L'altro giorno, qualcuno mi ha chiesto
se io sia mai stato veramente felice
Sono di quelle cose che, di tanto in tanto,
si usa chiedere
E' una domanda banale, eppure profonda
Tuttavia, il quesito mi ha lasciato interdetto
e spiazzato, basito quasi;
e, lì per lì, non ho saputo rispondere
In effetti, è vero, sono rimasto quasi senza parole
di fronte ad una domanda che, forse, non mi sono mai posto
Ma si tratta d'una domanda
che, nello stesso tempo, ha un peso
e il porla può avere lo stesso effetto d'un sasso
lanciato su uno specchio d'acqua tranquillo
Il sasso scompare nella liquida profondità,
anzi vi scivola dentro,
ma il suo impatto genera una serie di perturbazioni concentriche
che turbano quella liquida superficie,
altrimenti immobile
Un modo per rispondere, forse, è girarci attorno
Penso, tuttavia, che la Felicità la si possa definire
soltanto per differenza rispetto all'infelicità e al dolore
Ci si deve fare una ragione di ciò,
poiché non esiste un valore assoluto della felicità
ma si tratta di un'entità del tutto relativa,
vaga ed indefinibile
che, comunque, non pertiene
ad una dimensione straordinaria della vita,
ma è bensì intimamente intrecciata con il quotidiano
Quel quotidiano fatto di dolori e sofferenza,
di bisogni che non sempre possono essere soddisfatti
e di desideri che rimarrano inesauditi
La felicità come condizione permanente dell'animo non esiste,
a meno che non si entri nella dimensione estatica della mente,
quella propria di un Santo o di futuro tale che contempla
la trascendenza del divino
Noi Umani che viviamo nella realtà abbiamo
una base di "manque", di bisogni,
e su questa s'innestano dei momenti "felici",
quelli in cui il bisogno è placato,
il desiderio è parzialmente esaudito
il dolore è lenito e così via
Se così non fosse, ci troveremmo a vivere
nella condizione del primigenio stato edenico
che è quella del bambino che, accudito in tutto e per tutto,
ha un seno nutriente e ricco di latte a disposizione
Invece, anche la storia biblica ce lo dice:
noi fummo cacciati dall'Eden
e condannati a sentire il freddo e la fame
a provare dolore
a lottare per sopravvivere
a faticare per trovare il nostro cibo quotidiano
La base è quella:
solo per differenza possiamo cogliere, nell'ordinarietà,
alcuni istantanei passaggi di felicità
oppure trovandoci a sperimentare,
per dirla con Kundera,
una condizione di "insostenibile leggerezza dell'essere"
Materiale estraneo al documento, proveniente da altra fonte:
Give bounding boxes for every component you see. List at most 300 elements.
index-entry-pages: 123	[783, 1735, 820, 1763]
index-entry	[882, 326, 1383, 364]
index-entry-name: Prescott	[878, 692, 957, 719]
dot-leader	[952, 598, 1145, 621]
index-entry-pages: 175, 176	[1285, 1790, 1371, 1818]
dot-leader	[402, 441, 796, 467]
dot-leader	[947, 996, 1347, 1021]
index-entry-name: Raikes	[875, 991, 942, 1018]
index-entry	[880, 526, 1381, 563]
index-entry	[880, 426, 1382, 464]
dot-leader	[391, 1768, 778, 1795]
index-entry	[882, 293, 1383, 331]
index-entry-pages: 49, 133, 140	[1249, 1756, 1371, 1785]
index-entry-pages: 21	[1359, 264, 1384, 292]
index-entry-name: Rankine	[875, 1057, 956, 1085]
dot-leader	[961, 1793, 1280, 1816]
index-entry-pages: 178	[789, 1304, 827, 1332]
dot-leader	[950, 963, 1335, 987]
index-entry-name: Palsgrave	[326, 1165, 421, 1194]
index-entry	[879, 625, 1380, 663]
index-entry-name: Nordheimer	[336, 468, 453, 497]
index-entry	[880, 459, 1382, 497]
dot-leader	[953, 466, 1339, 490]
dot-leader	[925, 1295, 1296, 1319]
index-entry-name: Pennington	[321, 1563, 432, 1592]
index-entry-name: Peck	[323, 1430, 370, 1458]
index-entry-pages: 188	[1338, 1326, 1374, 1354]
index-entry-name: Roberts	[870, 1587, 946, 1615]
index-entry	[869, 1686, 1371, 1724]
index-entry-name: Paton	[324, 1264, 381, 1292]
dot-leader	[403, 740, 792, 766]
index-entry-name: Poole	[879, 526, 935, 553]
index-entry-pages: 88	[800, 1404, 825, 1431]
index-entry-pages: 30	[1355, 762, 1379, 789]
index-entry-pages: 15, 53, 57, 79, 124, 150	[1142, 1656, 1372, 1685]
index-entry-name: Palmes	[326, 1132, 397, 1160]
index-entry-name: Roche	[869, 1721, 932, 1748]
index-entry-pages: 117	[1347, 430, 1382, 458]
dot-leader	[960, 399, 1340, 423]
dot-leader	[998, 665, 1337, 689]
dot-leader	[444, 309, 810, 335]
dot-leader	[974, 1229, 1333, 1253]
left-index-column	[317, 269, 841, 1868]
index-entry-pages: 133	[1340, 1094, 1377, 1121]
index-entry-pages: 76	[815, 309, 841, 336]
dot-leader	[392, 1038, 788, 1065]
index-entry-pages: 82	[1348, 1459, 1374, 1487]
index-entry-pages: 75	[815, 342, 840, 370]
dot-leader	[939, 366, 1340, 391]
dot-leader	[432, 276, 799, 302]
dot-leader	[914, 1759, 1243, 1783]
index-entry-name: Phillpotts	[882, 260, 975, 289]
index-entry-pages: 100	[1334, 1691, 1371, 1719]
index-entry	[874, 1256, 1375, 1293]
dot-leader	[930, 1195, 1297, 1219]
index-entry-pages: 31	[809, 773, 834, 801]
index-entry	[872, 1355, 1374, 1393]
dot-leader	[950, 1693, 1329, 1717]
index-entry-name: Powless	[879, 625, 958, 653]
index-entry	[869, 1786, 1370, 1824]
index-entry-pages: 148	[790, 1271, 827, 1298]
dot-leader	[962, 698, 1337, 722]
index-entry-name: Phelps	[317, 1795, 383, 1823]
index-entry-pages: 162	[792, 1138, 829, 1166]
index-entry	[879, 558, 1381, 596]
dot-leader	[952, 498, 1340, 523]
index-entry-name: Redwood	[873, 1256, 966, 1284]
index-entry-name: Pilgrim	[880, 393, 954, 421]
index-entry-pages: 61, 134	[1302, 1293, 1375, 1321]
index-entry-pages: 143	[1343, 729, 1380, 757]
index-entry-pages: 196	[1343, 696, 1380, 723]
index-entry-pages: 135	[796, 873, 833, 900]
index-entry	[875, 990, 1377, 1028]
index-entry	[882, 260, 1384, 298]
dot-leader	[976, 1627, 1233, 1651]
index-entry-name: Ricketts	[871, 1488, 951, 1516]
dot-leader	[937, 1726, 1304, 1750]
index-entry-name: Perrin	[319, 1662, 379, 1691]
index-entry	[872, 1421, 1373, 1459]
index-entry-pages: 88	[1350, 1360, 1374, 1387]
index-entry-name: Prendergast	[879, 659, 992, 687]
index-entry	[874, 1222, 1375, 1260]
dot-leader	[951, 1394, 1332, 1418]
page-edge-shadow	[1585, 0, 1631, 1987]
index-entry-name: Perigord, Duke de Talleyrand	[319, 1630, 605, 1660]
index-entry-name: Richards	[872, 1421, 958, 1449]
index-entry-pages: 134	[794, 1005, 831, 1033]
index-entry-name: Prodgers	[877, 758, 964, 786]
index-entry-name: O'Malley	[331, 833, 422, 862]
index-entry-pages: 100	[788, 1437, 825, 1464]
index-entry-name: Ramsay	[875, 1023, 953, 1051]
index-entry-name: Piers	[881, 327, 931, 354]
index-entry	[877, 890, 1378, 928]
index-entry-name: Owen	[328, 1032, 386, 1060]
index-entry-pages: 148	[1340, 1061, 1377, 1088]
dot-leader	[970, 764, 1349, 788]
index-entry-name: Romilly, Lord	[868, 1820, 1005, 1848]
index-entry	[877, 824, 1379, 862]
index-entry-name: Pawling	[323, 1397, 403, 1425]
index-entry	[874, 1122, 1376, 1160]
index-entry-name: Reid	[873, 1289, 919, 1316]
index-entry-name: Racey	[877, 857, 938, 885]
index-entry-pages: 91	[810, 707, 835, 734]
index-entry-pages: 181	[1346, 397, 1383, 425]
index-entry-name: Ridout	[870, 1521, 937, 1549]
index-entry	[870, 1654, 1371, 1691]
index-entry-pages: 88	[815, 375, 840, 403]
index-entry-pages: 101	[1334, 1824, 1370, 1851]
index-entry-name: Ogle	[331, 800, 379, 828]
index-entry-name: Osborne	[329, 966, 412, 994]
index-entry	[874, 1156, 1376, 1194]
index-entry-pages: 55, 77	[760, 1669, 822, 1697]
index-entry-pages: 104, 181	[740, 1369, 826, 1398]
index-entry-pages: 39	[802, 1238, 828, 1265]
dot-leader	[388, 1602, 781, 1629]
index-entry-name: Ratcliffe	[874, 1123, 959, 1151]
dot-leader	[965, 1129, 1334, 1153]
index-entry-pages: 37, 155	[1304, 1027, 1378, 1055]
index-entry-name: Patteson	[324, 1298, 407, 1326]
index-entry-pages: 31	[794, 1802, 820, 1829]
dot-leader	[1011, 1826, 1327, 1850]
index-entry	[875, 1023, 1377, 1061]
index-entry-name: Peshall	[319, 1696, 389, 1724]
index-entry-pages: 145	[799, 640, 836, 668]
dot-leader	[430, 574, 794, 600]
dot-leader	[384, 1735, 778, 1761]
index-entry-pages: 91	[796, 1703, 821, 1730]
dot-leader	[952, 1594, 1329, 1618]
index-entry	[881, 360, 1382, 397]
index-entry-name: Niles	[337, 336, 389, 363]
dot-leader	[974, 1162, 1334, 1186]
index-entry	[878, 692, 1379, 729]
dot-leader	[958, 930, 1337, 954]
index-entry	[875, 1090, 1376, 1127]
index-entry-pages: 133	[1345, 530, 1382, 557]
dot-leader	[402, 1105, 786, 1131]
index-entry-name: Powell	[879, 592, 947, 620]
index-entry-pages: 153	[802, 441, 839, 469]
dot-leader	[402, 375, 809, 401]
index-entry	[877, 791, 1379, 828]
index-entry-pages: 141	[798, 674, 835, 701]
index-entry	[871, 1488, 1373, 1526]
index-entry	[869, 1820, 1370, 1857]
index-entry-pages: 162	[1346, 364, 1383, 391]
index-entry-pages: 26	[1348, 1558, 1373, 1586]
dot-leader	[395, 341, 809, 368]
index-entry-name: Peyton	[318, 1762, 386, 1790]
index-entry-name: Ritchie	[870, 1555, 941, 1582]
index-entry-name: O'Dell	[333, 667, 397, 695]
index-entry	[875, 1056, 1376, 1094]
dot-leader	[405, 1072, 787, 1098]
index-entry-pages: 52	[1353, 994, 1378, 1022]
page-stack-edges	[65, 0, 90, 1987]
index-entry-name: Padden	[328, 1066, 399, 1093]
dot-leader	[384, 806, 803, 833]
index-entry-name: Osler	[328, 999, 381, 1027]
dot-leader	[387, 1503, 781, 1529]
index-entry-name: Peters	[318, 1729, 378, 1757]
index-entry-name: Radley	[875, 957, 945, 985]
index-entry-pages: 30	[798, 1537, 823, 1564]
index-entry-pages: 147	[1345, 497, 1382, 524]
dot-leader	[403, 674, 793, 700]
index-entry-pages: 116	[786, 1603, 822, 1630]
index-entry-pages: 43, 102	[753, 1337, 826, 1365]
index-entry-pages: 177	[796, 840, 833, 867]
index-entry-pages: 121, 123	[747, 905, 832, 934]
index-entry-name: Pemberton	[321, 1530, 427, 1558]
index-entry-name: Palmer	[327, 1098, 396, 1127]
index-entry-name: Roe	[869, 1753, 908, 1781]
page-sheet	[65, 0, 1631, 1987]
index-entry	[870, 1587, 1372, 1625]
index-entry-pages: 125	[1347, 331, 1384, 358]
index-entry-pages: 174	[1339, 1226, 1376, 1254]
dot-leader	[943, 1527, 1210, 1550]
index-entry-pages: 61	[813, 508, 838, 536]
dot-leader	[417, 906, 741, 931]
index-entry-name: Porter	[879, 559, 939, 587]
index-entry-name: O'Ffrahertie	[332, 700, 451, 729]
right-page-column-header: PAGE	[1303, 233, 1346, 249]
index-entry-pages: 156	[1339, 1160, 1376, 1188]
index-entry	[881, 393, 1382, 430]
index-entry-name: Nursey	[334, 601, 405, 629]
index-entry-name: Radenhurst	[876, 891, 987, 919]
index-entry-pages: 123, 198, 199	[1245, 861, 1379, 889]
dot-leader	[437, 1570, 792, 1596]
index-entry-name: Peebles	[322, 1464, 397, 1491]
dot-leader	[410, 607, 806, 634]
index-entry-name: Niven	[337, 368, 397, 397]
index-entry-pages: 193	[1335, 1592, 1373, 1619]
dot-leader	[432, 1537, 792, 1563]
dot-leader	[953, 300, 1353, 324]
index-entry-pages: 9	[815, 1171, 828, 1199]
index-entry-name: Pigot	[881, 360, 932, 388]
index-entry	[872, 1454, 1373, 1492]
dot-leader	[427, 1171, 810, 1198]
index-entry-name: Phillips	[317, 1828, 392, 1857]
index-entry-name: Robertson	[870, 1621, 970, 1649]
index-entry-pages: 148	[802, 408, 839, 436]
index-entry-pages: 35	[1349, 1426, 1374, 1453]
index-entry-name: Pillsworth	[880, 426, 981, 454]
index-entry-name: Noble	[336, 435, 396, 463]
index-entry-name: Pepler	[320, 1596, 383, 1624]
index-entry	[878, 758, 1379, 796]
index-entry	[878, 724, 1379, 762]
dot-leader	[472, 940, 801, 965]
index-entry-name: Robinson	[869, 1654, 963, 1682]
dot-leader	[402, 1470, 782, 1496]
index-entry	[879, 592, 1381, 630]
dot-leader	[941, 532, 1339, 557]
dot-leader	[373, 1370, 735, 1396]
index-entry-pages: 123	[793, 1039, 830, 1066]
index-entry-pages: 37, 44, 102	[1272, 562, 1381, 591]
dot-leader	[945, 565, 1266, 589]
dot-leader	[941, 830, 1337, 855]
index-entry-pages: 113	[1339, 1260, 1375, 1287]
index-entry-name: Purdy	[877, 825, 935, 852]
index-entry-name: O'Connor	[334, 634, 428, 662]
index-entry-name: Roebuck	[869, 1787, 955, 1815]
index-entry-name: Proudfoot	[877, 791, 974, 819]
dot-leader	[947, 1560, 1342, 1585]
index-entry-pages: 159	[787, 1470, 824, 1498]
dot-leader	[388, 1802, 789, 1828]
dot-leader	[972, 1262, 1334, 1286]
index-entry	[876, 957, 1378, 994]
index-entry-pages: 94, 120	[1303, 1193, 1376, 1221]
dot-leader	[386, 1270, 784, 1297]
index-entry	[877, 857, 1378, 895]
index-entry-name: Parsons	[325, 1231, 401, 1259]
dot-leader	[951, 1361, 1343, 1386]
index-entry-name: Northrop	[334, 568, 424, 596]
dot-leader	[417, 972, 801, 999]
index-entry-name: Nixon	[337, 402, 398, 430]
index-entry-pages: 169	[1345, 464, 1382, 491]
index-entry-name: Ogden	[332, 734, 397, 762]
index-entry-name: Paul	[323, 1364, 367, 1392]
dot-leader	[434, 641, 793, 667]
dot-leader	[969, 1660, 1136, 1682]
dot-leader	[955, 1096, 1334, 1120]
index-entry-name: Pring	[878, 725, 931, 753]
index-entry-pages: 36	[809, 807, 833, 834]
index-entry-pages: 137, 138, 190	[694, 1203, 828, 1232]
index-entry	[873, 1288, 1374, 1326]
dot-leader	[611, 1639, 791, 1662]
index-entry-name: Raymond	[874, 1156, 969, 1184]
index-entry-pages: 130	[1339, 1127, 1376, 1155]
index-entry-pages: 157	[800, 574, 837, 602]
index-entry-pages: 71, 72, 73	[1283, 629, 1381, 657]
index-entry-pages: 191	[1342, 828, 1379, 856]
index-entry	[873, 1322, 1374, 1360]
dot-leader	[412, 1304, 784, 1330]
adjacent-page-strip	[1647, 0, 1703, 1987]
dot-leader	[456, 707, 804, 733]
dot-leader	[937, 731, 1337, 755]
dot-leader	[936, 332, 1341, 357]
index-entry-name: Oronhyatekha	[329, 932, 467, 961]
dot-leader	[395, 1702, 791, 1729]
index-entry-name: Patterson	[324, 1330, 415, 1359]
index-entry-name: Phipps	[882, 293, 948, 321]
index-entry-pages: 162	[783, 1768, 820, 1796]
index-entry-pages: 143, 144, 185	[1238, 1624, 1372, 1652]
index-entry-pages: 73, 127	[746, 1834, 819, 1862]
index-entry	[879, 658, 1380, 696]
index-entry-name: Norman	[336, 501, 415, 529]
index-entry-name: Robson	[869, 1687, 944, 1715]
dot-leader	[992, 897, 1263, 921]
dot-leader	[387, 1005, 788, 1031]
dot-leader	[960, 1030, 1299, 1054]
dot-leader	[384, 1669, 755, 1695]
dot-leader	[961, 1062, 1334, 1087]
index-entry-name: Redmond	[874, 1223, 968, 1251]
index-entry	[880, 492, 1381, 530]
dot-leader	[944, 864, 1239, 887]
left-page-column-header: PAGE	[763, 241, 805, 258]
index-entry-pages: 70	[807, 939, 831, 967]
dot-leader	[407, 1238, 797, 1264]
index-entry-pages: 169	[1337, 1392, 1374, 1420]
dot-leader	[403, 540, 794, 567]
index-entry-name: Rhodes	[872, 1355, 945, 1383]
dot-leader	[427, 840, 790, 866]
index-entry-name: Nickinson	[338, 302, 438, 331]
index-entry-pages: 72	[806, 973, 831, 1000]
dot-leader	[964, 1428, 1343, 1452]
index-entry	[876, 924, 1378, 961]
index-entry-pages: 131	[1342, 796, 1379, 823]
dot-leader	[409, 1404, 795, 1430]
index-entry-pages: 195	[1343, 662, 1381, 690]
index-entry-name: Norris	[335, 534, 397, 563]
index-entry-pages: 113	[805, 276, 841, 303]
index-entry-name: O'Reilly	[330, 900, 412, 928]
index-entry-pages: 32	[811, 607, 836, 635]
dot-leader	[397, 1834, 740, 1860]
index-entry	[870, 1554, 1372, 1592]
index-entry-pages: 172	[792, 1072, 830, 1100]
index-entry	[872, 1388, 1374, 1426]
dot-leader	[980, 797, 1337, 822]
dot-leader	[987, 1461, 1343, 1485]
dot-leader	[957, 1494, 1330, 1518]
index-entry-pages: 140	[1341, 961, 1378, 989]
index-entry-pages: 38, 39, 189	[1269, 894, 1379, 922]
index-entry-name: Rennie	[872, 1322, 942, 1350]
ma soltanto per momenti veloci e transitori,
Poi, dentro questa cornice,
in una vita di diseqilibri continui
che danno come risultante una condizione di accettabile equilibrio
(come è nel caso della dinamica che sottende l'andare in bici)
ognuno saprà individuare,
e trovandoci continamente impegnati in na lotta per l'omeostasi
i suoi personali momenti di felicità,
ma sempre e solo per differenza
Insomma, dobbiamo tenere conto del fatto che,
in una condizione di "normalizzazione" dell'infelicità quotidiana,
vi possano essere momenti fulgidi e straordinario
nei quali possiamo avere la sensazione
di toccare il cielo con un dito
o di levitare a tre metri o a 15 metri da terra
Abbiamo sempre a che fare con forze contrapposte
che, dentro di noi, si integrano ed interagiscono di continuo,
come lo Yin e lo Yang della tradizione orientale
ambedue le forze fondamentali e necessarie
nell'equilibrio dell'intero universo
e del singolo individuo
Non è detto che la felicità significhi una vita senza problemi.
La vita felice viene dal superamento dei problemi, dalla lotta contro i problemi, dal risolvere le difficoltà, le sfide.
Bisogna affrontare le sfide, fare del proprio meglio, sforzarsi.
Si raggiunge la felicità quando ci si rende conto di riuscire a controllare le sfide poste dal fato.